Substitute $2.64643$ for $B$ and $7.45785$ for $C$ in equation (1).

$\begin{array}{c}2.64643+j7.45785=\sqrt{{\left(2.64643\right)}^2+{\left(7.45785\right)}^2}\angle {\tan }^{-1}\left(\frac{7.45785}{2.64643}\right)\\ =7.91348\angle 70.4626°\end{array}$

Substitute $7.91348\angle 70.4626°$ for $2.64643+j7.45785$ in equation (4).

$\begin{array}{c}F=\frac{50}{7.91348\angle 70.4626°}\\ =6.31833\angle -70.4626°\end{array}$

Conclusion:

Therefore, the polar form of the given complex number is $6.31833\angle -70.4626°$.

To determine

The polar form of the given complex number.

Answer to Problem 7P

The polar form of the given complex number is $11.5066\angle 54.5969°$.

Explanation of Solution

Given data:

The given complex number $F$ is $4\angle 18°-6\angle -75°+5\angle 28°$.

Calculation:

Substitute $4$ for $A$ and $18°$ for $\theta$ in equation (2).

$\begin{array}{c}4\angle 18°=\left(4\right)\cos \left(18°\right)+j\left(4\right)\sin \left(18°\right)\\ =3.80423+j1.23605\end{array}$

Substitute $6$ for $A$ and $-75°$ for $\theta$ in equation (2).

$\begin{array}{c}6\angle -75°=\left(6\right)\cos \left(-75°\right)+j\left(6\right)\sin \left(-75°\right)\\ =1.55291+j5.79555\end{array}$

Substitute $5$ for $A$ and $28°$ for $\theta$ in equation (2).

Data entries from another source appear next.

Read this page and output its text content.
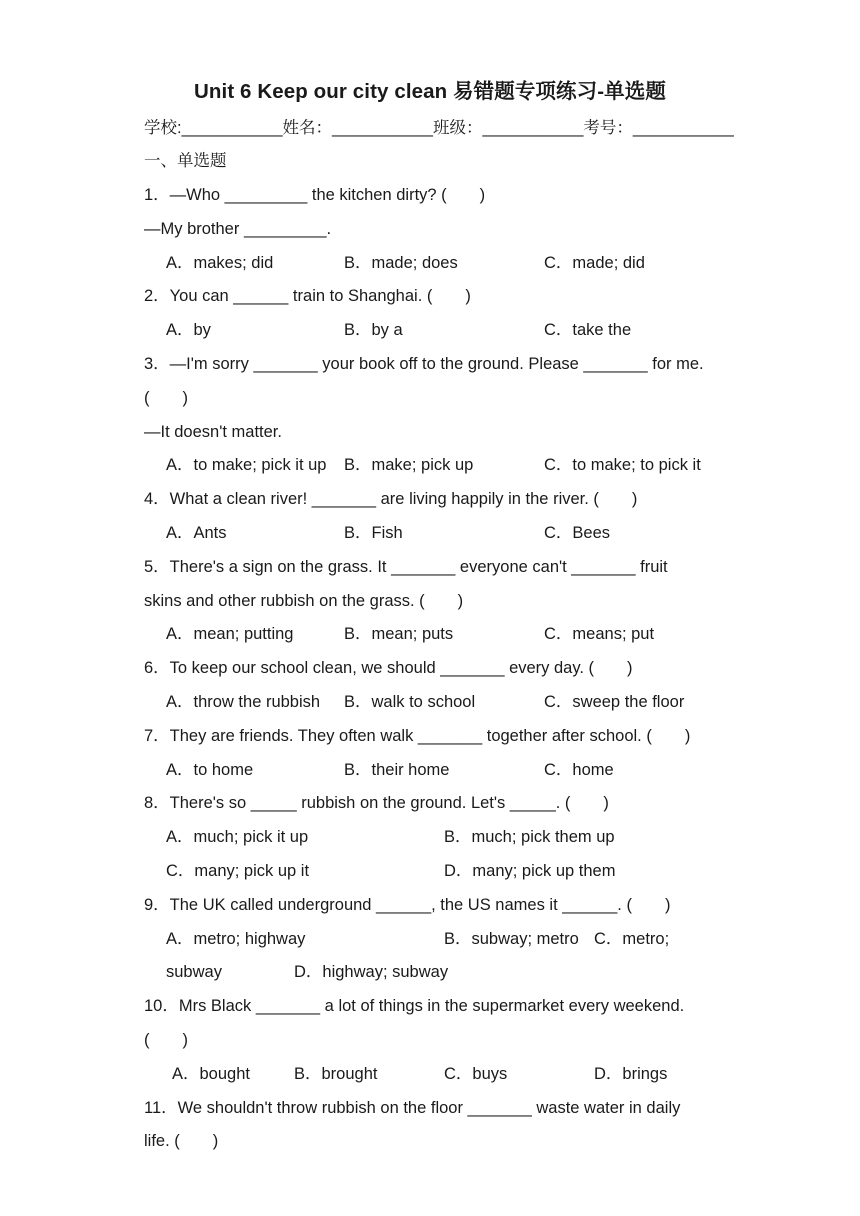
Unit 6 Keep our city clean 易错题专项练习-单选题
学校:___________姓名：___________班级：___________考号：___________
一、单选题
1．—Who _________ the kitchen dirty? (　　)
—My brother _________.
A．makes; did	B．made; does	C．made; did
2．You can ______ train to Shanghai. (　　)
A．by	B．by a	C．take the
3．—I'm sorry _______ your book off to the ground. Please _______ for me.
(　　)
—It doesn't matter.
A．to make; pick it up B．make; pick up	C．to make; to pick it
4．What a clean river! _______ are living happily in the river. (　　)
A．Ants	B．Fish	C．Bees
5．There's a sign on the grass. It _______ everyone can't _______ fruit
skins and other rubbish on the grass. (　　)
A．mean; putting	B．mean; puts	C．means; put
6．To keep our school clean, we should _______ every day. (　　)
A．throw the rubbish B．walk to school	C．sweep the floor
7．They are friends. They often walk _______ together after school. (　　)
A．to home	B．their home	C．home
8．There's so _____ rubbish on the ground. Let's _____. (　　)
A．much; pick it up	B．much; pick them up
C．many; pick up it	D．many; pick up them
9．The UK called underground ______, the US names it ______. (　　)
A．metro; highway	B．subway; metro C．metro;
subway	D．highway; subway
10．Mrs Black _______ a lot of things in the supermarket every weekend.
(　　)
A．bought	B．brought	C．buys	D．brings
11．We shouldn't throw rubbish on the floor _______ waste water in daily
life. (　　)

$\begin{array}{c}5\angle 28°=\left(5\right)\cos \left(28°\right)+j\left(5\right)\sin \left(28°\right)\\ =4.41474+j2.34736\end{array}$

Substitute $3.80423+j1.23605$ for $4\angle 18°$ and $1.55291+j5.79555$ for $6\angle -75°$ and $4.41474+j2.34736$ for $5.16\angle 63.2°$ in the given complex number.

$\begin{array}{c}F=3.80423+j1.23605-1.55291+j5.79555+4.41474+j2.34736\\ =6.66606+j9.37898\end{array}$

Substitute $6.66606$ for $B$ and $9.37898$ for $C$ in equation (1).

$\begin{array}{c}6.66606+j9.37898=\sqrt{{\left(6.66606\right)}^2+{\left(9.37898\right)}^2}\angle {\tan }^{-1}\left(\frac{9.37898}{6.66606}\right)\\ =11.5066\angle 54.5969°\end{array}$

Conclusion:

Therefore, the polar form of the given complex number is $11.5066\angle 54.5969°$.